Thailand will work to boost educational quality in border and remote regions as well as target skills training to make the government’s Eastern Economic Corridor project a reality, Prime Minister Prayut Chan-o-cha said at a speech in Pattaya.
Speaking at the “Dimension of Education” seminar at the Ambassador City Hotel in Jomtien Beach Sept. 26, the premier said the government is pinning its hopes on education to bring “stability, wealth and sustainability” to the country.
Thailand, whose education system ranks last in Southeast Asia, is recognizing the importance of improving the quality of local education in all regions, Prayut said. So as part of its strategy it is creating a special educational-development zone in the Far South and in border areas.
It also will push development of schools in the highlands and on islands, areas that traditionally have not gotten as much support.
Finally, the PM said, the Education Ministry wants to integrate educational management in the EEC areas of Chonburi, Rayong and Chachoengsao, stressing vocational training to fill high-tech jobs the government wants to grow.
As part of its effort, the government will survey educational systems in other countries to see how they are being developed.
Deputy Education Minister Surachet Chaiwong said the seminar was organized to plan the integration of education management and development, especially in the South, where schools have suffered during the past 10-plus years of separatist strife.
The government also is worried about not having enough skilled laborers to make the EEC a success.
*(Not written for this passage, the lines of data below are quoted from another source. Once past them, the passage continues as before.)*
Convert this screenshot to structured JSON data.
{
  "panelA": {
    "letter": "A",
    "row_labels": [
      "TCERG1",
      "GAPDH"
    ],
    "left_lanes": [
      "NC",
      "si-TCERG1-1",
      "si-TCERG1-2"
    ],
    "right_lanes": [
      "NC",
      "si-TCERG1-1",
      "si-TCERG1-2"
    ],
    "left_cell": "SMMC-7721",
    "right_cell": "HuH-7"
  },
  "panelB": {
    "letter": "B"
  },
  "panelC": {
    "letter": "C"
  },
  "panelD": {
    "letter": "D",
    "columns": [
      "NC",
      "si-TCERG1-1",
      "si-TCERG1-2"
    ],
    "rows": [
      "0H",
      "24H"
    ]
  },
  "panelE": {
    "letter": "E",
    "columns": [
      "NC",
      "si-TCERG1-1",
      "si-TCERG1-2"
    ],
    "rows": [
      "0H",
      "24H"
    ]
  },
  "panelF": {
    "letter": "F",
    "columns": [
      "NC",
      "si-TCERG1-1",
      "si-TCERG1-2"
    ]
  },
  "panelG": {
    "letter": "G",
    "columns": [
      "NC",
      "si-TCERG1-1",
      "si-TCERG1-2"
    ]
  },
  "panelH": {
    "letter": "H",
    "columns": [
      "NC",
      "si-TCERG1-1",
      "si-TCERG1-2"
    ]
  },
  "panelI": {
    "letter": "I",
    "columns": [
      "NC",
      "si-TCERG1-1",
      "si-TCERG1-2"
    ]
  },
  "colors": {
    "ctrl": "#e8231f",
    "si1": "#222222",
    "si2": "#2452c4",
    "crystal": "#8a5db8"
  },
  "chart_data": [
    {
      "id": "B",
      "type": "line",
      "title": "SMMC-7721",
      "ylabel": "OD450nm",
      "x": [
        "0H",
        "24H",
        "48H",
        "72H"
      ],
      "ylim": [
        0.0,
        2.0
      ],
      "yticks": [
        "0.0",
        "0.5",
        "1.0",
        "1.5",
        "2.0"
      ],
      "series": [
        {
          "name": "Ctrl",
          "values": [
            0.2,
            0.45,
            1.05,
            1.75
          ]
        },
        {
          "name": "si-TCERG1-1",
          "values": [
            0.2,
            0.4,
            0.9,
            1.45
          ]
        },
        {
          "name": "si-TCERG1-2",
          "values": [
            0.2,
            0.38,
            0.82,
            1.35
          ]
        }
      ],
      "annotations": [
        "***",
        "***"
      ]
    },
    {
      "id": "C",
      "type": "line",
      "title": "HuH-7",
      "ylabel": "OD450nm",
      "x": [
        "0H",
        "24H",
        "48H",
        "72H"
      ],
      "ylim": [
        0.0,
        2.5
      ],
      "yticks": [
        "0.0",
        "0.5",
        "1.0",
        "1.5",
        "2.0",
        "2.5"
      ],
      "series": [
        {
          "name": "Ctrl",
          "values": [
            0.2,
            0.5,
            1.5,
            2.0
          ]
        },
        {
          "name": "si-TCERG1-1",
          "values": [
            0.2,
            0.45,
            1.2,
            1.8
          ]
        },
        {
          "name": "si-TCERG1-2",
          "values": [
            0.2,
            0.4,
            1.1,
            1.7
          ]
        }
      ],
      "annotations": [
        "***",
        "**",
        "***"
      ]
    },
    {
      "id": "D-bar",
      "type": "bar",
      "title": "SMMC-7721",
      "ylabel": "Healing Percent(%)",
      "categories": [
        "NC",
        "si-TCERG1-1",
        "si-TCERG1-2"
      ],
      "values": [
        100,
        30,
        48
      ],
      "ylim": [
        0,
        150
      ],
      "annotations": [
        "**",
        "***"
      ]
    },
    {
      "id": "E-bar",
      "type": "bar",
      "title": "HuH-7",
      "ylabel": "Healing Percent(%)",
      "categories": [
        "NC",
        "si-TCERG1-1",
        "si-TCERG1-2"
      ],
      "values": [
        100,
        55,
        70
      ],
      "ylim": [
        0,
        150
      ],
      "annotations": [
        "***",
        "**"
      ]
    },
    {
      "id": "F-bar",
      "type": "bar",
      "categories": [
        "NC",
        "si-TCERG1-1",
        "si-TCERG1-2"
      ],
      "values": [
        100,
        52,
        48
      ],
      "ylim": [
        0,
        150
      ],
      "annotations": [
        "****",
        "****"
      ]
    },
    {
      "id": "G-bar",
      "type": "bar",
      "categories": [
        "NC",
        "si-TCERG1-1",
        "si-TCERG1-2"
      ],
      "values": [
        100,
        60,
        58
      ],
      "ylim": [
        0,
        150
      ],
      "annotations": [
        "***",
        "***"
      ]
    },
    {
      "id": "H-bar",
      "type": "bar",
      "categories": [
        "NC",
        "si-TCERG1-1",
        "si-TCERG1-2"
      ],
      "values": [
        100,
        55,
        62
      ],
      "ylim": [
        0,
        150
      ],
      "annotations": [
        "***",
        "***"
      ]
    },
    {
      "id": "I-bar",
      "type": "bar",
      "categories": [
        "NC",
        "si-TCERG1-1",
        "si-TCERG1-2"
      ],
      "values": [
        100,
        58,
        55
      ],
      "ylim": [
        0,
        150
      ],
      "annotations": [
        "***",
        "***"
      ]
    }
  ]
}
The Eastern Economic Corridor project aims to move Thai manufacturing into higher-tech and higher-revenue sectors but currently the country’s schools are incapable of training people for those occupations.
Prayut said the government’s educational strategy is based on the “sufficiency economy” philosophy of HM the late King, By getting youths to think in those terms, he argued, they will develop a “thinker’s behavior” for life and will have the skills to stand on their own two feet.
Students must be taught to be reasonable, careful and focus on non-formal education, he added, which will help to reduce education inequality in society. Youths must learn important things in their communities and develop their neighborhoods.
Prayut said sustainable development in education is part of the UNESCO’s international campaign reflecting a vision for the world that everyone gains from learning the value of behavior and necessary ways of living for a sustainable future.